## An Almost-Proof of the Four Color Theorem

I recently gave an Olivetti (our graduate colloquium) on chord diagrams, effectively covering my first two posts on the subject. In preparation for the talk, I read a little bit more about some cool things one can do with them, and I finally got around to reading a paper of Bar-Natan on connections with the Four Color Theorem. I figured I should write a post on it before everyone completely forgot what I’ve said already; that said, this post should be readable even if you didn’t read my other posts on chord diagrams.

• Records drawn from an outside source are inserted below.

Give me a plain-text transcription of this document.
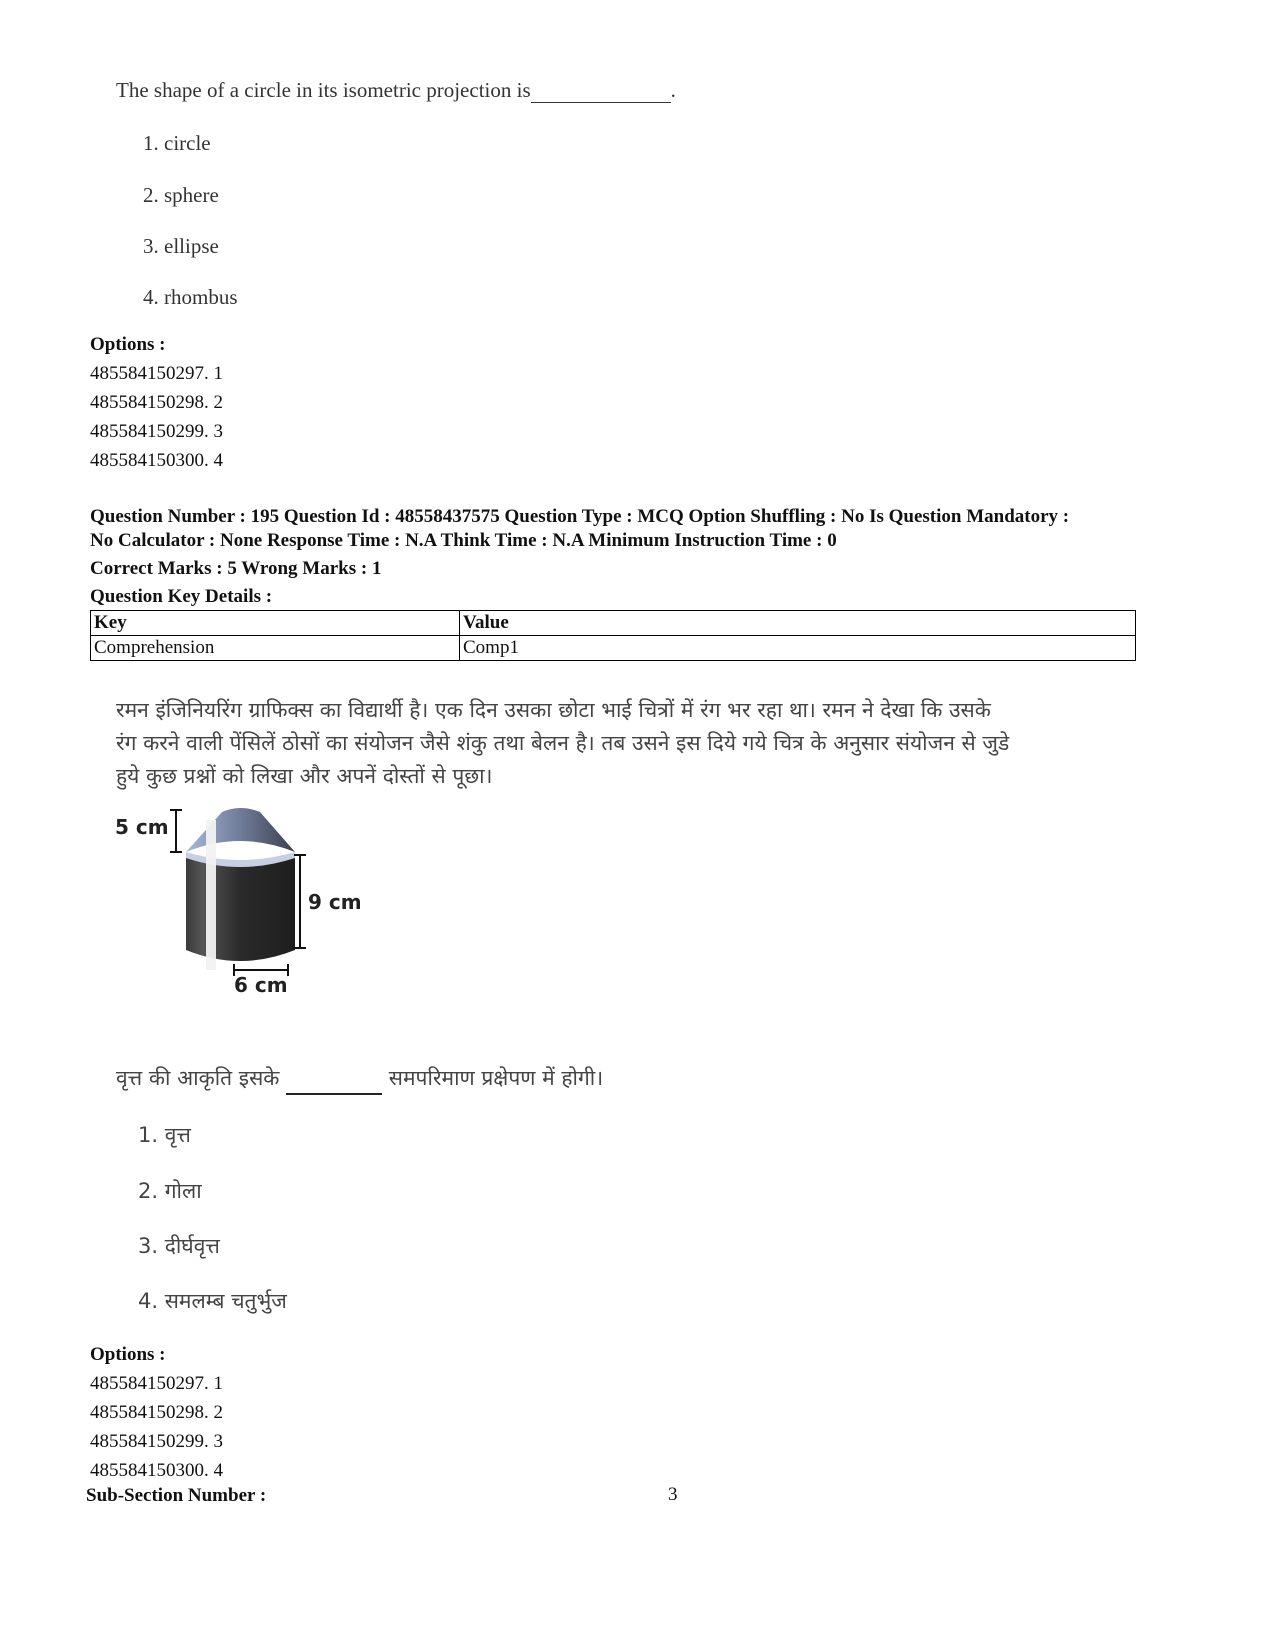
The shape of a circle in its isometric projection is	.
1. circle
2. sphere
3. ellipse
4. rhombus
Options :
485584150297. 1
485584150298. 2
485584150299. 3
485584150300. 4
Question Number : 195 Question Id : 48558437575 Question Type : MCQ Option Shuffling : No Is Question Mandatory :
No Calculator : None Response Time : N.A Think Time : N.A Minimum Instruction Time : 0
Correct Marks : 5 Wrong Marks : 1
Question Key Details :
Key	Value
Comprehension	Comp1
रमन इंजिनियरिंग ग्राफिक्स का विद्यार्थी है। एक दिन उसका छोटा भाई चित्रों में रंग भर रहा था। रमन ने देखा कि उसके
रंग करने वाली पेंसिलें ठोसों का संयोजन जैसे शंकु तथा बेलन है। तब उसने इस दिये गये चित्र के अनुसार संयोजन से जुडे
हुये कुछ प्रश्नों को लिखा और अपनें दोस्तों से पूछा।
5 cm
9 cm
6 cm
वृत्त की आकृति इसके	समपरिमाण प्रक्षेपण में होगी।
1. वृत्त
2. गोला
3. दीर्घवृत्त
4. समलम्ब चतुर्भुज
Options :
485584150297. 1
485584150298. 2
485584150299. 3
485584150300. 4
Sub-Section Number :	3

In my last post, it was shown how to take a finite dimensional lie algebra $L$ equipped with an invariant inner product and combine it with a ‘generalized chord diagram’ to get a complex number. For the purposes of this post, we can let ‘generalized chord diagram’ mean a trivalent graph with a choice of cyclic ordering on each vertex, lets call these oriented trivalent graphs from now on. Given an oriented trivalent graph $G$, lets write $W_L(G)$ for this complex number.

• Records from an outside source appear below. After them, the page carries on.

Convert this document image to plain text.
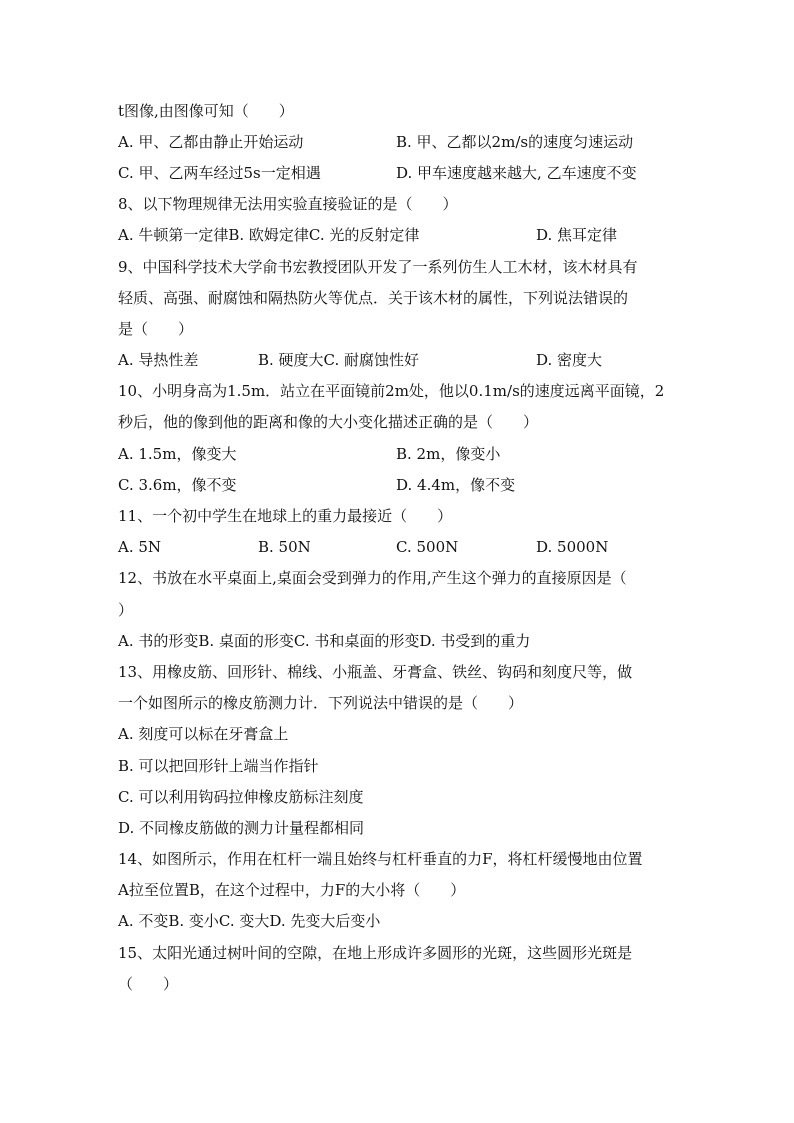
t图像,由图像可知（　　）
A. 甲、乙都由静止开始运动	B. 甲、乙都以2m/s的速度匀速运动
C. 甲、乙两车经过5s一定相遇	D. 甲车速度越来越大, 乙车速度不变
8、以下物理规律无法用实验直接验证的是（　　）
A. 牛顿第一定律B. 欧姆定律C. 光的反射定律	D. 焦耳定律
9、中国科学技术大学俞书宏教授团队开发了一系列仿生人工木材，该木材具有
轻质、高强、耐腐蚀和隔热防火等优点．关于该木材的属性，下列说法错误的
是（　　）
A. 导热性差	B. 硬度大C. 耐腐蚀性好	D. 密度大
10、小明身高为1.5m．站立在平面镜前2m处，他以0.1m/s的速度远离平面镜，2
秒后，他的像到他的距离和像的大小变化描述正确的是（　　）
A. 1.5m，像变大	B. 2m，像变小
C. 3.6m，像不变	D. 4.4m，像不变
11、一个初中学生在地球上的重力最接近（　　）
A. 5N	B. 50N	C. 500N	D. 5000N
12、书放在水平桌面上,桌面会受到弹力的作用,产生这个弹力的直接原因是（
）
A. 书的形变B. 桌面的形变C. 书和桌面的形变D. 书受到的重力
13、用橡皮筋、回形针、棉线、小瓶盖、牙膏盒、铁丝、钩码和刻度尺等，做
一个如图所示的橡皮筋测力计．下列说法中错误的是（　　）
A. 刻度可以标在牙膏盒上
B. 可以把回形针上端当作指针
C. 可以利用钩码拉伸橡皮筋标注刻度
D. 不同橡皮筋做的测力计量程都相同
14、如图所示，作用在杠杆一端且始终与杠杆垂直的力F，将杠杆缓慢地由位置
A拉至位置B，在这个过程中，力F的大小将（　　）
A. 不变B. 变小C. 变大D. 先变大后变小
15、太阳光通过树叶间的空隙，在地上形成许多圆形的光斑，这些圆形光斑是
（　　）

The general idea of Bar-Natan (and other people he quotes) is to figure out natural things that this number $W_L(G)$ is counting. The results are as follows:

Theorem. (Penrose) If $G$ has a planar embedding, then $|W_{sl(2)}(G)|$ is $2^{|G|/2-2}$ times the number of four-colorings of any embedding of $G$ in the plane.

Theorem. (Bar-Natan) Thought of as a function of $n$, $W_{sl(n)}(G)$ is a polynomial in $n$ of degree at most $|G|/2-2$. If $G$ is 2-connected, then the degree $|G|/2-2$ coefficent of this polynomial is the number of embeddings of $G$ in the plane.

Thus, if the vanishing of $W_{sl(2)}(G)$ implied that the polynomial $W_{sl(n)}(G)$ had degree strictly less than $|G|/2-2$, the Four Color Theorem would follow. Of course, this isn’t yet known, and the four color theorem is proved; so this approach is mostly for simplifying our understanding of the Four Color theorem.